Martin Creed retrospective to open at Hayward
Turner prize winner Martin Creed is to open his most comprehensive exhibition to date at London's Hayward Gallery on Wednesday.
What's The Point Of It? features more than 160 works by the internationally-renowned artist.
Creed won the Turner prize in 2001 for his now famous installation, The Lights Going On and Off.
The show includes Half the Air in a Given Space - a large walled area filled with nearly 7,000 balloons.
Visitors are invited to walk inside the room and move their way through a mass of white balloons and try to find their way back out again.
Another work, displayed on one of the Hayward's sculpture terraces overlooking London's Southbank, features a Ford Focus car - every few minutes the engine starts, the horn beeps, the doors and the bonnet open, the wipers start and the radio comes on. Then everything turns off again and the doors shut. And the cycle begins again.
The artist, who was born in Wakefield, brought up in Glasgow and studied at London's Slade School of Fine Art, is no stranger to publicity - nearly three million people around the country joined in with Creed's All The Bells mass bell-ringing on the opening day of London's Olympic games in 2012.
Yet Creed says of his latest opening: "I've done exhibitions before but nothing as scary as this."
Although described by many as a conceptual artist, Creed says: "I don't believe in conceptual art."
If asked to categorise his work, he would call it Expressionism: "Everything that everyone does is always an expression."
Many of the works on display include everyday objects being stacked on top of each other - boxes, chairs, planks of wood.

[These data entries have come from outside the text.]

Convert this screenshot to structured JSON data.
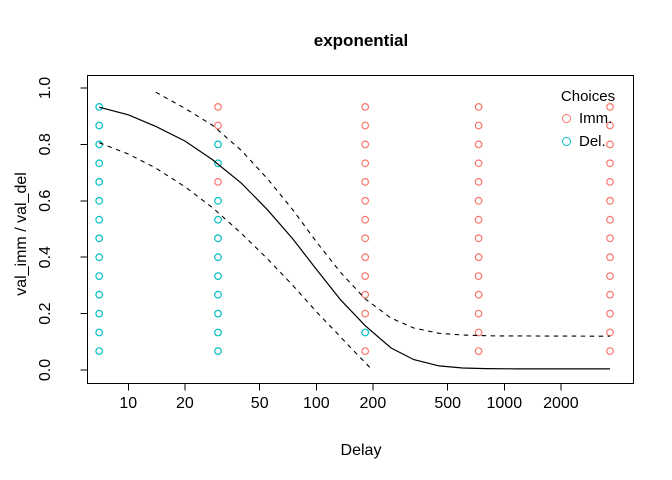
{
  "title": "exponential",
  "axes": {
    "x": {
      "label": "Delay",
      "scale": "log10",
      "ticks": [
        10,
        20,
        50,
        100,
        200,
        500,
        1000,
        2000
      ]
    },
    "y": {
      "label": "val_imm / val_del",
      "ticks": [
        0.0,
        0.2,
        0.4,
        0.6,
        0.8,
        1.0
      ]
    }
  },
  "legend": {
    "title": "Choices",
    "items": [
      {
        "label": "Imm.",
        "color": "#F8766D"
      },
      {
        "label": "Del.",
        "color": "#00BFC4"
      }
    ]
  },
  "colors": {
    "immediate": "#F8766D",
    "delayed": "#00BFC4",
    "line": "#000000"
  },
  "chart_data": {
    "type": "scatter",
    "title": "exponential",
    "xlabel": "Delay",
    "ylabel": "val_imm / val_del",
    "x_scale": "log10",
    "x_ticks": [
      10,
      20,
      50,
      100,
      200,
      500,
      1000,
      2000
    ],
    "y_ticks": [
      0.0,
      0.2,
      0.4,
      0.6,
      0.8,
      1.0
    ],
    "xlim": [
      6,
      4850
    ],
    "ylim": [
      -0.05,
      1.05
    ],
    "grid": false,
    "legend_position": "top-right",
    "delays": [
      7,
      30,
      182,
      730,
      3650
    ],
    "ratios": [
      0.067,
      0.133,
      0.2,
      0.267,
      0.333,
      0.4,
      0.467,
      0.533,
      0.6,
      0.667,
      0.733,
      0.8,
      0.867,
      0.933
    ],
    "choices": [
      [
        "Del",
        "Del",
        "Del",
        "Del",
        "Del",
        "Del",
        "Del",
        "Del",
        "Del",
        "Del",
        "Del",
        "Del",
        "Del",
        "Del"
      ],
      [
        "Del",
        "Del",
        "Del",
        "Del",
        "Del",
        "Del",
        "Del",
        "Del",
        "Del",
        "Imm",
        "Del",
        "Del",
        "Imm",
        "Imm"
      ],
      [
        "Imm",
        "Del",
        "Imm",
        "Imm",
        "Imm",
        "Imm",
        "Imm",
        "Imm",
        "Imm",
        "Imm",
        "Imm",
        "Imm",
        "Imm",
        "Imm"
      ],
      [
        "Imm",
        "Imm",
        "Imm",
        "Imm",
        "Imm",
        "Imm",
        "Imm",
        "Imm",
        "Imm",
        "Imm",
        "Imm",
        "Imm",
        "Imm",
        "Imm"
      ],
      [
        "Imm",
        "Imm",
        "Imm",
        "Imm",
        "Imm",
        "Imm",
        "Imm",
        "Imm",
        "Imm",
        "Imm",
        "Imm",
        "Imm",
        "Imm",
        "Imm"
      ]
    ],
    "curves": {
      "fit": [
        [
          7,
          0.932
        ],
        [
          10,
          0.905
        ],
        [
          14,
          0.864
        ],
        [
          20,
          0.812
        ],
        [
          28,
          0.746
        ],
        [
          40,
          0.662
        ],
        [
          55,
          0.568
        ],
        [
          75,
          0.465
        ],
        [
          100,
          0.357
        ],
        [
          135,
          0.248
        ],
        [
          182,
          0.157
        ],
        [
          250,
          0.078
        ],
        [
          330,
          0.037
        ],
        [
          450,
          0.0145
        ],
        [
          600,
          0.007
        ],
        [
          800,
          0.0048
        ],
        [
          1200,
          0.004
        ],
        [
          3650,
          0.004
        ]
      ],
      "ci_upper": [
        [
          14,
          0.985
        ],
        [
          20,
          0.928
        ],
        [
          28,
          0.868
        ],
        [
          40,
          0.778
        ],
        [
          55,
          0.678
        ],
        [
          75,
          0.568
        ],
        [
          100,
          0.455
        ],
        [
          135,
          0.345
        ],
        [
          182,
          0.252
        ],
        [
          250,
          0.184
        ],
        [
          330,
          0.149
        ],
        [
          450,
          0.13
        ],
        [
          600,
          0.124
        ],
        [
          900,
          0.121
        ],
        [
          3650,
          0.12
        ]
      ],
      "ci_lower": [
        [
          7,
          0.806
        ],
        [
          10,
          0.766
        ],
        [
          14,
          0.716
        ],
        [
          20,
          0.65
        ],
        [
          28,
          0.576
        ],
        [
          40,
          0.484
        ],
        [
          55,
          0.394
        ],
        [
          75,
          0.3
        ],
        [
          100,
          0.207
        ],
        [
          130,
          0.128
        ],
        [
          154,
          0.076
        ],
        [
          175,
          0.038
        ],
        [
          197,
          0.002
        ]
      ]
    }
  }
}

But when asked about one of his box installations, he says: "I don't think of it as a work of art."
He also admits to having reservations about how best to display his work.
"I'm suspicious of art galleries. They are beautiful places that look good, anything can look good in a gallery to an extent.
"I feel a bit uneasy if it's a closed-off inward-looking place. I try to do my work outside as well," he adds - and the Hayward does seem to lend itself to his work with its open brutalist architecture and external sculpture platforms.
As visitors enter the exhibition, they are confronted by a huge steel structure with the word "mothers" written across it in neon letters - rotating 360 degrees, some taller patrons may have to duck at the right moment.
"I don't want to hurt anyone... but I think roads and railways are far more dangerous," Creed says.
The retrospective showcases the depth of the artist's work across many genres - his new album Mind Trap is also released on Wednesday - and his 2009 ballet, Work Number 1020, will be performed at the Queen Elizabeth Hall on 8 April. His band will also perform at the Royal Festival Hall on 8 February.
And sound is an important component of the exhibition, including Thirty-Nine Metronomes Beating Time, One At Every Speed - the loud ticking echoes around the neon mothers sign as you enter the gallery.
Ultimately, Creed says his aim is to work without boundaries: "I want to be free... I try to do things that I can live with having done."
So is there an answer to the exhibition's title - What's the Point of it?
"I don't know. It's a question I often ask myself. I don't really understand it but it means a lot to me."
Martin Creed: What's the Point of it? runs from 29 January until 27 April at the Hayward Gallery, London.